Pero el huir de ti nos trajo muchas consecuencias. 

Nuestro hijo mayor a veces pregunta por tu persona, cada vez menos. Pero sé que guarda para sí una tristeza muy de él. 

No los has visitado en más de dos años y, cuando te hablan una vez a la semana, te ves muy sonriente y descansado en tu hamaca. 

Siempre me he preguntado cómo hacen los padres ausentes para dormir tranquilos. 

Todavía no lo sé. 

Mientras no estabas, tuve que recordar la fecha de todas las vacunas, ir a juntas de padres aunque estas interfieran con mis horarios laborales, comprar todas las cosas de la casa y todo el material didáctico. 

Hacer listas en mi cabeza, conseguir los elementos de esas listas y los regalos para las piñatas. 

«¿Ya estás de vacaciones?», le preguntas al mayor, «¿qué haces en vacaciones?», insistes, como si mandaras dinero para la recreación de tus hijos. 

No, lo que les mandas es la cuota de la leche del menor, no mucho más. 

Mientras no estabas, pagué un año de terapia para A. La necesitaba y tú sabes el porqué. 

Mientras no estabas, enfermé, me cansé, vi cómo mi cuerpo se fue hinchando y cómo cada vez me cuesta más agacharme y, hasta las tres veces que tuve COVID, cuidé a los dos niños. Sudando de fiebre, cuidé, cuidé. 

A veces, te he envididado porque tienes tiempo libre para salir de noche, estudiar algo que te interese, tienes un trabajo con prestaciones. Paseas en el auto nuevo que te regalaron.

Pero otras veces no te envidio. 

No estuviste cuando el menor aprendió a caminar. No sientes sus patitas de noche o sus abrazos. No amaneces entrelazado. 

No estuviste en primera fila cuando el mayor bailó una canción de Chayanne en el parque o se graduó de parvularia. 

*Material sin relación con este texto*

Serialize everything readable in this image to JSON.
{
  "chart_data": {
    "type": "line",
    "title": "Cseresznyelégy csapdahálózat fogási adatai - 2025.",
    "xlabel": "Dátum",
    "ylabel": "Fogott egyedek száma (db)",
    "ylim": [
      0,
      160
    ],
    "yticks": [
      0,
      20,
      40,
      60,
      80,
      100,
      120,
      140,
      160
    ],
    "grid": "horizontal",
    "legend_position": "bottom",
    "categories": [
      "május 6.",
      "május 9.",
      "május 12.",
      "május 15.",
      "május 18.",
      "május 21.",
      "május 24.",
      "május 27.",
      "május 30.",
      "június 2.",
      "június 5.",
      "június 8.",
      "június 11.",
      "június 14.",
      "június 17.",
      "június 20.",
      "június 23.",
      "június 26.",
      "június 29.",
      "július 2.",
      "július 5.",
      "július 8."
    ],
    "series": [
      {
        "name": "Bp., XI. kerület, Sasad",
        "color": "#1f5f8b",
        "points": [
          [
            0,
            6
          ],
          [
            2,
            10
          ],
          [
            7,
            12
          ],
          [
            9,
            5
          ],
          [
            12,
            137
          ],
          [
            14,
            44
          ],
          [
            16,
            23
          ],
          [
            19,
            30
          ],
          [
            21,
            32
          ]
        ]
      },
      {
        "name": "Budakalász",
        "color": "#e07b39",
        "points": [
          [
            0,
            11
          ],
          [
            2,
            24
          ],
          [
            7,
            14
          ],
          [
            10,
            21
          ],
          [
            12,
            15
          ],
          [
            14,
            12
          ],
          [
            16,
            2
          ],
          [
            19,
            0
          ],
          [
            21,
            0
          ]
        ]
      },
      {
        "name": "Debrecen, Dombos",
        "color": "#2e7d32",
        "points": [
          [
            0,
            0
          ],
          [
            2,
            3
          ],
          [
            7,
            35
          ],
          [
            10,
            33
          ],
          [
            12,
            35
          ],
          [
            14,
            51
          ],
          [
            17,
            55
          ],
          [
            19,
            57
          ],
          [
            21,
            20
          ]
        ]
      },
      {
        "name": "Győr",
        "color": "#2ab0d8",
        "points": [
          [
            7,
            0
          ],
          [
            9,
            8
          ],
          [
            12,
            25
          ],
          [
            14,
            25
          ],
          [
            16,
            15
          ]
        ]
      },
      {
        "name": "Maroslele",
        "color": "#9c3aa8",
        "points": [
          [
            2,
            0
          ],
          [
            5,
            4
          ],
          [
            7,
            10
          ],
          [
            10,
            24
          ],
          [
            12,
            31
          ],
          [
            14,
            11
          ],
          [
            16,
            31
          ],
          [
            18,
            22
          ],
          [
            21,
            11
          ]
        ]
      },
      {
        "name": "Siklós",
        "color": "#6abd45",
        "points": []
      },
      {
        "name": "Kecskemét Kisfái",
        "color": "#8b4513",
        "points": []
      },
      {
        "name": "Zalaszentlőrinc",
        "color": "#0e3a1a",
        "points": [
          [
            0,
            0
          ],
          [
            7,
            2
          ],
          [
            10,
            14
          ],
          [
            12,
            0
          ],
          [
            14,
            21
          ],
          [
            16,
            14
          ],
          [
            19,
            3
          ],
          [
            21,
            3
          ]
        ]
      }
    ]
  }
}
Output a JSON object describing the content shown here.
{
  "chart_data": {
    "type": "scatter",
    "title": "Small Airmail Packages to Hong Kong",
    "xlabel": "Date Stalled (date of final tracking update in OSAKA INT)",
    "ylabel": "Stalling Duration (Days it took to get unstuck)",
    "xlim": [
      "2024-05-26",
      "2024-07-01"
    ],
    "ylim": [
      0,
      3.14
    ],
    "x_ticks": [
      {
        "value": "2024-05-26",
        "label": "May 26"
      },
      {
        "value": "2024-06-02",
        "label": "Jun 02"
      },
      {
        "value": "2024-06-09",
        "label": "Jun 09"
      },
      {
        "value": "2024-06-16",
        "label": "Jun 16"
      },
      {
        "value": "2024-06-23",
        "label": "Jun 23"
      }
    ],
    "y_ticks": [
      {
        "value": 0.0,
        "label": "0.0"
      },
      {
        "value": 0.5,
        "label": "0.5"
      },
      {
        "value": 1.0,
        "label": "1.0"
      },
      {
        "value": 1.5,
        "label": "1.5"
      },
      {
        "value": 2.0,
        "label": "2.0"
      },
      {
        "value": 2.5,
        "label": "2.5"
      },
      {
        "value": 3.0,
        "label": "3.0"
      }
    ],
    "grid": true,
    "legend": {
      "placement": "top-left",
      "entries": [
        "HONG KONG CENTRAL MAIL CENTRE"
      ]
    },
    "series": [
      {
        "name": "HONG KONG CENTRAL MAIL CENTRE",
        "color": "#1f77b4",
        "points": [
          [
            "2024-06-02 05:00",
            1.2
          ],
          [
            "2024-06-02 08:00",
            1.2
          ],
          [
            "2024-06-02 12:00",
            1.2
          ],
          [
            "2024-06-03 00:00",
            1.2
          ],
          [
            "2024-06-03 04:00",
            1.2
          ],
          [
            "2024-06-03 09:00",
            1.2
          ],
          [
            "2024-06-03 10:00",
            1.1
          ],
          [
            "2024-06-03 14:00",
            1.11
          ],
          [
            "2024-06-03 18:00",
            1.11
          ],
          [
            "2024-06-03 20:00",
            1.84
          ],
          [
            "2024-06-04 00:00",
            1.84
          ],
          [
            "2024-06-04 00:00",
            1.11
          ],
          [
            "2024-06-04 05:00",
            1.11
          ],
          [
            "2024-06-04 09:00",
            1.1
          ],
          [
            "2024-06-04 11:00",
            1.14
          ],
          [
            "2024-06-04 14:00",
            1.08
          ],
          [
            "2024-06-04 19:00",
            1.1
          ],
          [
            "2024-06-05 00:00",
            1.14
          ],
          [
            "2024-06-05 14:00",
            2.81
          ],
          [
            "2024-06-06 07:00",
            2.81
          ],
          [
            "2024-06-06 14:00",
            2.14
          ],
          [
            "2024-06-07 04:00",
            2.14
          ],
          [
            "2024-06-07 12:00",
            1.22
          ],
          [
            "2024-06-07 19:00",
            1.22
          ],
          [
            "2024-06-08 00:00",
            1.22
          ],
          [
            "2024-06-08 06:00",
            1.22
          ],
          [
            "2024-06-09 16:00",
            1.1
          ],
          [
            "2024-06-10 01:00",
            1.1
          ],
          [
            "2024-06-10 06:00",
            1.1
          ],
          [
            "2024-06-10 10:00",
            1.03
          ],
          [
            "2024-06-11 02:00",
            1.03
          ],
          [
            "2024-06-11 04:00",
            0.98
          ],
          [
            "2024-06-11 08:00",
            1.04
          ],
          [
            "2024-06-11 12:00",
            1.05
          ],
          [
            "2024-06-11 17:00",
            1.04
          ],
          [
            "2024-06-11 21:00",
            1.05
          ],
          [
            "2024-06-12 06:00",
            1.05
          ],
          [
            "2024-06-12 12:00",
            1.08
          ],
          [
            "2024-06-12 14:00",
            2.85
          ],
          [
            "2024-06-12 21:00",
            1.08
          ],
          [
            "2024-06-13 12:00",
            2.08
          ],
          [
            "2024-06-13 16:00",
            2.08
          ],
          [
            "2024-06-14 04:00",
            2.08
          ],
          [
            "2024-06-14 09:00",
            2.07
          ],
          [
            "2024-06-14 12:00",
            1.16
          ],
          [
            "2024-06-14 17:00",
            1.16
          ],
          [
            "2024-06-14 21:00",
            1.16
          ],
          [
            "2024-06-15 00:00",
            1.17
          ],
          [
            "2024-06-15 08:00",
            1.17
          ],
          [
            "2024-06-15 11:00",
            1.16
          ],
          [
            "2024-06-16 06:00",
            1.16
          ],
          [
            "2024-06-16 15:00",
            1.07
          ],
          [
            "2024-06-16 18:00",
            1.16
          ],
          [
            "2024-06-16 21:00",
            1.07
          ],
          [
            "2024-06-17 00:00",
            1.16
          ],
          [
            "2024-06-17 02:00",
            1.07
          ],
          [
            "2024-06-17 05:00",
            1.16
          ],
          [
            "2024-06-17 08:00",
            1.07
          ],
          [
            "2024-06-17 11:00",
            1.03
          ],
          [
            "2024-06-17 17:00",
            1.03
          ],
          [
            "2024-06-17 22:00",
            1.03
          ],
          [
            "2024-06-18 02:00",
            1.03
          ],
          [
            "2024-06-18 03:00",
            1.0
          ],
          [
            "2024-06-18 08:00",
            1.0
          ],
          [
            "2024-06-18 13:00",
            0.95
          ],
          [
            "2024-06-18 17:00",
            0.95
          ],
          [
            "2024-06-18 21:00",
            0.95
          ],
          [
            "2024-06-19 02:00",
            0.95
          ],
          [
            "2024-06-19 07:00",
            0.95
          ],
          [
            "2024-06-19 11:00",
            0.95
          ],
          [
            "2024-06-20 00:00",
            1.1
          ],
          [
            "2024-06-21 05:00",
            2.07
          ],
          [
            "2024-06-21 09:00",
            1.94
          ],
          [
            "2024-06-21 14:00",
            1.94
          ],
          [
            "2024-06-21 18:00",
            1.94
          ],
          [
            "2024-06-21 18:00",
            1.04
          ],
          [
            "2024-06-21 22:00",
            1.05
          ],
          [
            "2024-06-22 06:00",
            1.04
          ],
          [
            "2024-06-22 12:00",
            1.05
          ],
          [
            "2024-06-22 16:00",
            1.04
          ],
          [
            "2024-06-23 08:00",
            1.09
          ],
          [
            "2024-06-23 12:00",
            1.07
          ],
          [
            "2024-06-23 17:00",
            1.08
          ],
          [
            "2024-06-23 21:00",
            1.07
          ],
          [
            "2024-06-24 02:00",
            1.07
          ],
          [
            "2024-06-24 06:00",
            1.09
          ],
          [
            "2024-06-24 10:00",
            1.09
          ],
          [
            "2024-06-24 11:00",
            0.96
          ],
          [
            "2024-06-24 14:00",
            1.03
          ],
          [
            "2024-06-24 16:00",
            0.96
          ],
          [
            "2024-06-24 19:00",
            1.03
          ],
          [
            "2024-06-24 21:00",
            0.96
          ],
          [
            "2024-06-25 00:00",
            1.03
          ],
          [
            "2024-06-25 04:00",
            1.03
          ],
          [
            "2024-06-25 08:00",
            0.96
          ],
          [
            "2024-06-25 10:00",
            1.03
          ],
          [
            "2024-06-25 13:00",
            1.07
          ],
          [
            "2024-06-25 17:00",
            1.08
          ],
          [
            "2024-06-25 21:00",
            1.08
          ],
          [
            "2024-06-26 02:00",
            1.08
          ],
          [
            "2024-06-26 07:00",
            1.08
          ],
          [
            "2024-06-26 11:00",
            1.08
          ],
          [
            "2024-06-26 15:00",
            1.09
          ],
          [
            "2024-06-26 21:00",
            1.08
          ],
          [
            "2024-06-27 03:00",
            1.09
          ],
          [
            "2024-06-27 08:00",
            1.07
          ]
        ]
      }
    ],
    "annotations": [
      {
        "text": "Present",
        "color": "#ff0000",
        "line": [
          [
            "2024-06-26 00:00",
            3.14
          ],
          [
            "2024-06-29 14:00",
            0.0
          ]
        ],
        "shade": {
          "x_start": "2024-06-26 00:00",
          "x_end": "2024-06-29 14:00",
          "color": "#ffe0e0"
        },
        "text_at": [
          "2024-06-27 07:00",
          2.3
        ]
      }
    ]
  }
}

Tampoco ves sus caras antes de dormir, ni oyes el cascabeleo de sus risas, ni te cuentan qué hicieron en la escuela. 

Sí, tal vez yo no tengo tiempo libre, mi salud física y mental tambalean, pero me considero una persona responsable. Los hijos son para siempre. 

Al final de mi vida, sabré que no me perdí la infancia de mis hijos. 

Espero que un día los visites, te libraste de muchas cosas, pero también te perdiste de las mejores. 

No te odio. A veces, te compadezco. Yo no podría vivir sin ellos. 


  • Según El País, sólo un 7% de los padres comparten equitativamente la crianza de los hijos.
  • Según ONU Mujeres, las mujeres realizan tres veces más de trabajos del hogar que los hombres.